Ajay SurieAjay Surie, Carnegie Mellon University
(Mentor: Dr. Robert Murphy)

Building Generative Models for Images of Subcellular Localization Patterns
An important evolving problem in proteomics is the accurate description of the location of proteins expressed in a given cell. Location patterns provide important information relating to the function of proteins, and have other applications such as distinguishing between healthy and diseased cells. Images of subcellular location patterns are currently being described by various feature sets, and a new approach includes decomposing patterns into certain basic object types that they are comprised of. Since the number of possible proteins that can exist in a cell can be arbitrarily high, there needs to be an efficient way of modeling the distribution of different location patterns in a cell. Such models will also provide useful ways of representing subcellular location data. The goal of this project is to create generative models that can produce images that represent the distribution of various protein location patterns in 2D Hela cells. Initially the models were developed by learning appropriate parameters from existing data from different image classes. These parameters and the overall model were then refined based on feedback from the model's initial output to improve the distribution of the position of objects in generated images. To verify results, a classifier trained on real images was used to classify the real and the generated images and the accuracy was compared. The results showed that the generated images were fairly close to representing actual learned patterns from existing data. Future models will facilitate the more unambiguous description of subcellular location patterns, as well as the ability to represent unknown patterns. Additionally, the models will be able to simulate changes in location patterns based on changes in internal / external environments, such as the movement of proteins or the presence of drugs.

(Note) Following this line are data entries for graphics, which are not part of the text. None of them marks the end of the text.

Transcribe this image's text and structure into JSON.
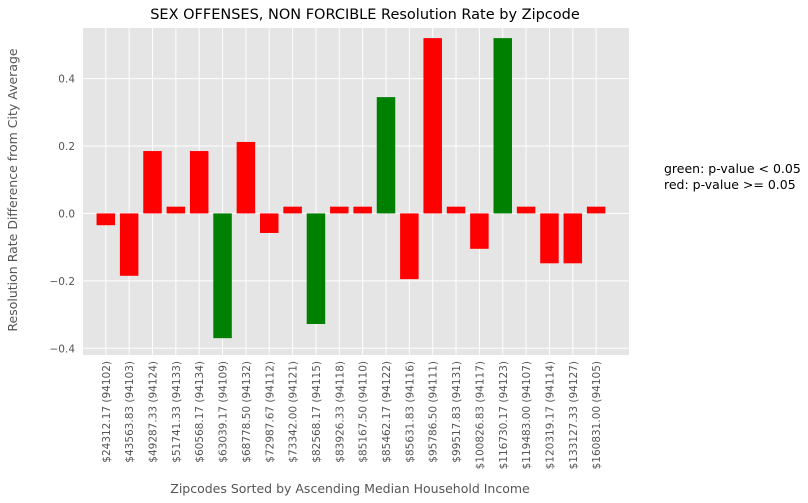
{
  "chart_data": {
    "type": "bar",
    "title": "SEX OFFENSES, NON FORCIBLE Resolution Rate by Zipcode",
    "xlabel": "Zipcodes Sorted by Ascending Median Household Income",
    "ylabel": "Resolution Rate Difference from City Average",
    "ylim": [
      -0.42,
      0.55
    ],
    "yticks": [
      -0.4,
      -0.2,
      0.0,
      0.2,
      0.4
    ],
    "ytick_labels": [
      "−0.4",
      "−0.2",
      "0.0",
      "0.2",
      "0.4"
    ],
    "grid": true,
    "legend": "none",
    "categories": [
      "$24312.17 (94102)",
      "$43563.83 (94103)",
      "$49287.33 (94124)",
      "$51741.33 (94133)",
      "$60568.17 (94134)",
      "$63039.17 (94109)",
      "$68778.50 (94132)",
      "$72987.67 (94112)",
      "$73342.00 (94121)",
      "$82568.17 (94115)",
      "$83926.33 (94118)",
      "$85167.50 (94110)",
      "$85462.17 (94122)",
      "$85631.83 (94116)",
      "$95786.50 (94111)",
      "$99517.83 (94131)",
      "$100826.83 (94117)",
      "$116730.17 (94123)",
      "$119483.00 (94107)",
      "$120319.17 (94114)",
      "$133127.33 (94127)",
      "$160831.00 (94105)"
    ],
    "values": [
      -0.035,
      -0.185,
      0.185,
      0.02,
      0.185,
      -0.37,
      0.212,
      -0.058,
      0.02,
      -0.328,
      0.02,
      0.02,
      0.345,
      -0.195,
      0.52,
      0.02,
      -0.105,
      0.52,
      0.02,
      -0.148,
      -0.148,
      0.02
    ],
    "significant": [
      false,
      false,
      false,
      false,
      false,
      true,
      false,
      false,
      false,
      true,
      false,
      false,
      true,
      false,
      false,
      false,
      false,
      true,
      false,
      false,
      false,
      false
    ],
    "colors": {
      "significant": "#008000",
      "not_significant": "#ff0000",
      "background": "#e5e5e5",
      "grid": "#ffffff"
    }
  },
  "annotation": {
    "green": "green: p-value < 0.05",
    "red": "red: p-value >= 0.05"
  }
}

Ruben ValasRuben Valas, Carnegie Mellon University
(Mentor: Dr. Christopher Langmead)

Data-Driven Prediction of Macromolecular Motions
Recent advances in Nuclear Magnetic Resonance (NMR) spectroscopy present new opportunities for investigating the conformational dynamics of proteins in solution. In particular, order parameters for motions relevant to biological function can be obtained via experimental measurement of Residual Dipolar Couplings (RDCs). These order parameters have been used by others to identify mobile regions within proteins. We extend these results and introduce the first technique for characterizing the nature of the motion (hinge, shear, etc.). Motion tensors are extracted from the RDCs and used to train a classifier for macromolecular motions. Using a set of 2,400 dynamic protein models spanning seven different classes of motion, our classifier achieves an accuracy of 91% using 10-fold cross-validation.